We're used to buy most things we want when we want. To boot, every item in our basket has to look good. It's not exactly ecological behavior. But a growing sustainable consumption trend is raising awareness.
Worldwide, billions of tons of food ends up in trash cans and rubbish dumps each year. It's either tossed aside by us consumers or the supermarkets where we shop. But much of what is thrown away is still edible. The food piles up in dumpsters because it could not be sold quickly enough and had to make way for follow-up supplies waiting to fill store shelves. Sometimes fruit and vegetables are discarded simply because they don't meet our exacting standards of food beauty. We - supermarkets and customers - have become used to this kind of consumption.
But in recent years, a number of campaigns have declared war on excessive food waste and mindless consumption in favor of something more sustainable. "Consume with Care" is the motto for this year's World Environment Day, so Global Ideas has collected five such ecological projects, some of which have been running successfully for years.
1.) French supermarkets can no longer throw away produce
Just recently, France banned large supermarkets from throwing away unsold but edible food.

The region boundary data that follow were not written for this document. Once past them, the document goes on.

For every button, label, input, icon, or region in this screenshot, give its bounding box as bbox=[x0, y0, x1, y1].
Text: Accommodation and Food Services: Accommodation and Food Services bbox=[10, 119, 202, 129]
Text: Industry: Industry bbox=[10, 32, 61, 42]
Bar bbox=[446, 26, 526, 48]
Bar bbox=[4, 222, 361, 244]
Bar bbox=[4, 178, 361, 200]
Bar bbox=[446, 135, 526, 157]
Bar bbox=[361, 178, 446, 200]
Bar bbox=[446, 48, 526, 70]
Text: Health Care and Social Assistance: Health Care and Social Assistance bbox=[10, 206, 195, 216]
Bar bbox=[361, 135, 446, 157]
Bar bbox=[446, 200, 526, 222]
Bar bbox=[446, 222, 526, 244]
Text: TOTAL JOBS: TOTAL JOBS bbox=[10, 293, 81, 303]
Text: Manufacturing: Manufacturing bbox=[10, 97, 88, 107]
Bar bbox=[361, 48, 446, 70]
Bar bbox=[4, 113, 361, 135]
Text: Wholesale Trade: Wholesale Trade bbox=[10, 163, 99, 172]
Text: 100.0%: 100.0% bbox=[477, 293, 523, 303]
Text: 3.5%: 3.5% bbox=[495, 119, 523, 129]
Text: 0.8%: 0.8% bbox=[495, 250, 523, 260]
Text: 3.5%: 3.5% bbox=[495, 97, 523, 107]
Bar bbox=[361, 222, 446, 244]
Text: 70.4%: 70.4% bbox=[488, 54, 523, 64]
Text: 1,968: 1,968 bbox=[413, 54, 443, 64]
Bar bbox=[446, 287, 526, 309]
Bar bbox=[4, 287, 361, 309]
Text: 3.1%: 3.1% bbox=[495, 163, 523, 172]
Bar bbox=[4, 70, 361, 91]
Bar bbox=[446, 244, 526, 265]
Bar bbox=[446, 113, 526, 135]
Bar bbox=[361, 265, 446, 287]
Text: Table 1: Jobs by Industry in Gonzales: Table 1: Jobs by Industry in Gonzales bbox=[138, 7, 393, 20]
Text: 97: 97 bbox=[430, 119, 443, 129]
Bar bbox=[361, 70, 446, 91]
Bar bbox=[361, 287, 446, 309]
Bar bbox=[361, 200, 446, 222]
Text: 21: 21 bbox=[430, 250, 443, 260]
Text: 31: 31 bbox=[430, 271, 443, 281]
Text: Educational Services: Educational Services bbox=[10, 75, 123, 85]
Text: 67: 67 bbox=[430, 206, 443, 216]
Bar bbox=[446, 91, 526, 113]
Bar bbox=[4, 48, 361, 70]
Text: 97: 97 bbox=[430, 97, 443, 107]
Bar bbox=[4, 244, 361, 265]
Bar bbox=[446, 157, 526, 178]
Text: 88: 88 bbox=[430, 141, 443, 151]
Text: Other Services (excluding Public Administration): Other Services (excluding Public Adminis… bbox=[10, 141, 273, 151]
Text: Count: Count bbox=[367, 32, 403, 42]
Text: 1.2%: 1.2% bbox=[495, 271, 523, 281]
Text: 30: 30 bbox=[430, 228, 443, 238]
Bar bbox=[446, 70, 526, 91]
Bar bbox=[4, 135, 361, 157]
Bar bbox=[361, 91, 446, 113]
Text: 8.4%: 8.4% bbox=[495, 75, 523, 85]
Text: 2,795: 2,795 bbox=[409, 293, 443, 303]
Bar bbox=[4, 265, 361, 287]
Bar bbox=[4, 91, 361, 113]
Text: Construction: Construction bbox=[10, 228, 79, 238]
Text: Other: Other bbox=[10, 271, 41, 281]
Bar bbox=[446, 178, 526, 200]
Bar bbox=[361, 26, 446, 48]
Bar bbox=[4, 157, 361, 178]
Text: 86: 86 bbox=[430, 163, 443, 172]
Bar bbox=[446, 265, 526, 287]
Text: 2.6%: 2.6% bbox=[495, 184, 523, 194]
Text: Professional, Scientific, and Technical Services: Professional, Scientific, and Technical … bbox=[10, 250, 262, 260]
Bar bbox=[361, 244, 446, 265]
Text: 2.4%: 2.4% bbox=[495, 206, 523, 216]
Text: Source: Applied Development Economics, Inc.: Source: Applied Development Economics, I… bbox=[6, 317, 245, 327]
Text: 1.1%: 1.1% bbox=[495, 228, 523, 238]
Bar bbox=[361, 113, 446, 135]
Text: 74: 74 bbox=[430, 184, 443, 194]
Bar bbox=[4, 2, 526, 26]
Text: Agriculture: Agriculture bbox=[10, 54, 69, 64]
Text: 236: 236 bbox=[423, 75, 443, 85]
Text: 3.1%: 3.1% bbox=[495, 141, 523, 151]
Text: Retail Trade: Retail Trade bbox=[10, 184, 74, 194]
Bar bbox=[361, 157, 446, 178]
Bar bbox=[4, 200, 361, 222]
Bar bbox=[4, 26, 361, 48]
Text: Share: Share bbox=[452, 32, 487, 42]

Products past their best-before date and bruised fruit are not necessarily unfit for human consumption, the authorities claimed. A lot of food ends up in dumpsters each year in France. Each French person will throw away about 30 kilograms a year, totalling about 20 billion euros worth of food altogether. Compared to some European neighbors, the number is relatively low. More wasteful Germans bin 82 kilograms each annually. Now, French supermarkets will have to donate the surplus to charities.
#DYK: Best-before dates are advisory and food kept after the date is not necessarily harmful but may begin to lose flavor and quality. The term "use by" indicates a food may no longer be safe to eat beyond a specified date.
2.) A new lease of life for old bread: Second Bäck
Vesta Heyn follows a similar approach with her "Second Bäck" store. The Berlin-based company offers "old" bread that is still fine to eat. The bread and baked goods are leftover from the day before and come from a dozen bakeries in the city. Heyn has been running her business for 15 years now, long before sustainability and recycling became fashionable.
3.) Waste foodie
Food destined for the bin can even be turned into haute cuisine without spoiled foodies detecting the difference. The
in the British city of Leeds is a good example. The chefs here also collect goods that would otherwise be dumped, turning them into healthy and nutritious meals for everyone, the project managers say. The project works on a "pay what you can or want" basis.
#DYK: According the United Nation's Food and Agriculture Organization, one-third of food produced for human consumption is lost or wasted globally, amounting to about 1.3 billion tons per year. Ten percent of rich countries' greenhouse gas emissions comes from growing food that is never eaten.
4.) Ugly food
As the old saying goes, "we eat with our eyes." If the flawless fruit and vegetables in the supermarket fresh produce section are anything to go by, perhaps it's true. Misshapen or dented apples and carrots don't make it to store shelves and are discarded instead. But some are trying to change our perceptions of "ugly" fruit and veg. Last year, French supermarket chain Intermarché brought fruit that hadn't passed the beauty test. The company sold fruit at 30 percent cheaper than its better-looking counterparts, either whole or processed into soups or juices.
follow a similar approach. The company is putting "ugly but interesting" food back on our plates in a bid to increase acceptance of freaky fruit and veg.
5. Urban Gardening
Agriculture in cities has been around for as long as cities have existed. This so-called urban farming comes in many shapes and sizes. Sometimes urbanites may jointly lease an area to grow food there.
Others use guerilla gardening to green city wastelands. Even the old idea of allotment gardens, where city residents - tired of the rat race - use their weekends to grow cucumbers and turnips, is part of this urban agricultural movement. In perhaps a more updated version of the allotment, rooftops are also being used to grow and harvest tomatoes and other produce.
Urban agriculture not only provides food but brings with it other benefits, including better air quality. That's because the trip from producer to consumer is much shorter, meaning fewer pollutants are spewed into the sky. It perhaps also helps to raise awareness among city-dwellers - so far removed from the farm - of how much effort it takes to get products to the supermarket. The 800 million people who practice urban agriculture worldwide can't be wrong.
#DYK: Fruit and vegetables lose up to 50 percent of nutrients on the way from the ground and tree to the supermarket shelf. Urban farming shortens the trip, meaning products are more nutritious.